Yes, we really thought there was a way out back then. We had hope. Yes, we were disappointed when Nixon got elected, and re-elected, but it wasn't the end of democracy, which is what we're arguing about right now.
Now if you go back to 1971, one of the big acts was Elton John. Actually, he got bigger as the years went by, but on his very first American album, the eponymous "Elton John," he had a track, fittingly the last one, entitled "The King Must Die." And Bernie Taupin's lines in that song were:
"And sooner or later
Everybody's kingdom must die"
Yes, America can't even rebuild roads and bridges, never mind educate it's populace. You're on your own, government is the enemy, no one should pay taxes and then life will be great. Huh?
You can read the article in the "New York Times" about Paul Romer, the favorite economist of the techies who has now switched sides, he now believes in bigger government, greater control of these digital operations: https://nyti.ms/3bLmmB6 Romer changed his mind, he seems to be the only one, America has gone back millennia, it's now positively tribal.

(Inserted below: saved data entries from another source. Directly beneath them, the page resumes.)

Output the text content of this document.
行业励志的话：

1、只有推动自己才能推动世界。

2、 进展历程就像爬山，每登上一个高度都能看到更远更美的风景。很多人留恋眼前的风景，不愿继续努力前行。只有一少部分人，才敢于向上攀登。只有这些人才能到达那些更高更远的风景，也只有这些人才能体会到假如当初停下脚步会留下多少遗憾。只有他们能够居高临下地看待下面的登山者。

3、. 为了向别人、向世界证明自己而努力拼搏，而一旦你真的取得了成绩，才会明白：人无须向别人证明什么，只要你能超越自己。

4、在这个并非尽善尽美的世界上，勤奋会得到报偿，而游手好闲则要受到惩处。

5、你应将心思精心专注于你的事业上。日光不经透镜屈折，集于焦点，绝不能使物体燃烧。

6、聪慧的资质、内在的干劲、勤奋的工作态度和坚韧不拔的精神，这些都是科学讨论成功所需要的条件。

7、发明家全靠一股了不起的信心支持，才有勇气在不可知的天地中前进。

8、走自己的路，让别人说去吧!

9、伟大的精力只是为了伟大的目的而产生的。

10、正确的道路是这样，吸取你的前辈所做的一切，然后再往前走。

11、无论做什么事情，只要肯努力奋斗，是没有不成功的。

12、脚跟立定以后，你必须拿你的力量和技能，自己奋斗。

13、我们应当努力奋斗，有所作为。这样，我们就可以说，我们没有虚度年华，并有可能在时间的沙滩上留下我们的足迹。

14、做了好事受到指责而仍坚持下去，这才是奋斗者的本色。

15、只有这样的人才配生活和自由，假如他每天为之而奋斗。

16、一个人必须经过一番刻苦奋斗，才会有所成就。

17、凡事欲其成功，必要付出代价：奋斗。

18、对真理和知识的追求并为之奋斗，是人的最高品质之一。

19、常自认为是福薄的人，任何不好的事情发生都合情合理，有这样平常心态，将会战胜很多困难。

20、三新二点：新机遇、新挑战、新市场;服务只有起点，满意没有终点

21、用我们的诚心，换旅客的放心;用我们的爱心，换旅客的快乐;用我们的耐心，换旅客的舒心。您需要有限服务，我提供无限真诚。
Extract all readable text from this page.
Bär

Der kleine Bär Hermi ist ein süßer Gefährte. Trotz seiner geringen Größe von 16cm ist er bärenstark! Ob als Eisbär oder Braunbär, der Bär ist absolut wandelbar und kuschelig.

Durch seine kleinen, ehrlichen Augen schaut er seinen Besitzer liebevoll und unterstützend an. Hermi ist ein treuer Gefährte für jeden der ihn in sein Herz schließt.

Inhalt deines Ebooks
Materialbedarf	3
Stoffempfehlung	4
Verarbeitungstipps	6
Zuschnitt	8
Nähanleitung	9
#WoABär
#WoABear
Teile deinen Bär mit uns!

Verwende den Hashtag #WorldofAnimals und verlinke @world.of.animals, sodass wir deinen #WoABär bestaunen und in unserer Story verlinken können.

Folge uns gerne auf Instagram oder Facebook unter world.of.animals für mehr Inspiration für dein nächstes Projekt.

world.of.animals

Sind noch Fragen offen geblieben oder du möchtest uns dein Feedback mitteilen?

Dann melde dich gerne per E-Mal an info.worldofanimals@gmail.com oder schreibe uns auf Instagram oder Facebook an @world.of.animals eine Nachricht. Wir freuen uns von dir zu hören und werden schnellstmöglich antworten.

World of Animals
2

But if you watch "1971" you'll be gobsmacked, you'll see what we lost, and you'll desire to get back to the garden, whether you lived through that era or are still wet behind the ears.
Today's it's different. We've got footage.
Sure, now everything is on camera, but back in '71, so much was lost to the sands of time, films essentially started around the turn of the century, from the nineteenth to the twentieth, and TV essentially started a few years after World War II, in the forties. It's not like we could go back to footage of the Civil War, it's not like we could watch the news, gauge the public's reaction to the assassination of Lincoln, never mind the election of Washington. But through the miracle of technology, this fifty year old footage, this information, is at our fingertips, ready to be put together to tell the narrative of what once was...
If this documentary was released twenty five years ago, like the "Beatles Anthology," it would be a cultural event, everybody would see it.
Even worse, today's hype machine is so busy promoting today, it can't stop to lionize the past.
So you may not even know this series exists. Maybe if it was on Netflix it would have a fighting chance, unfortunately it's on Apple TV+. But it's there, waiting for you to check it out, it's a land mine, like all those classic rock records, just waiting for you to discover them, just because it's old doesn't mean it's passé. There's wisdom to be gained from back then, scoop it up, when you know the past you can march forward enlightened, ready to create a better world.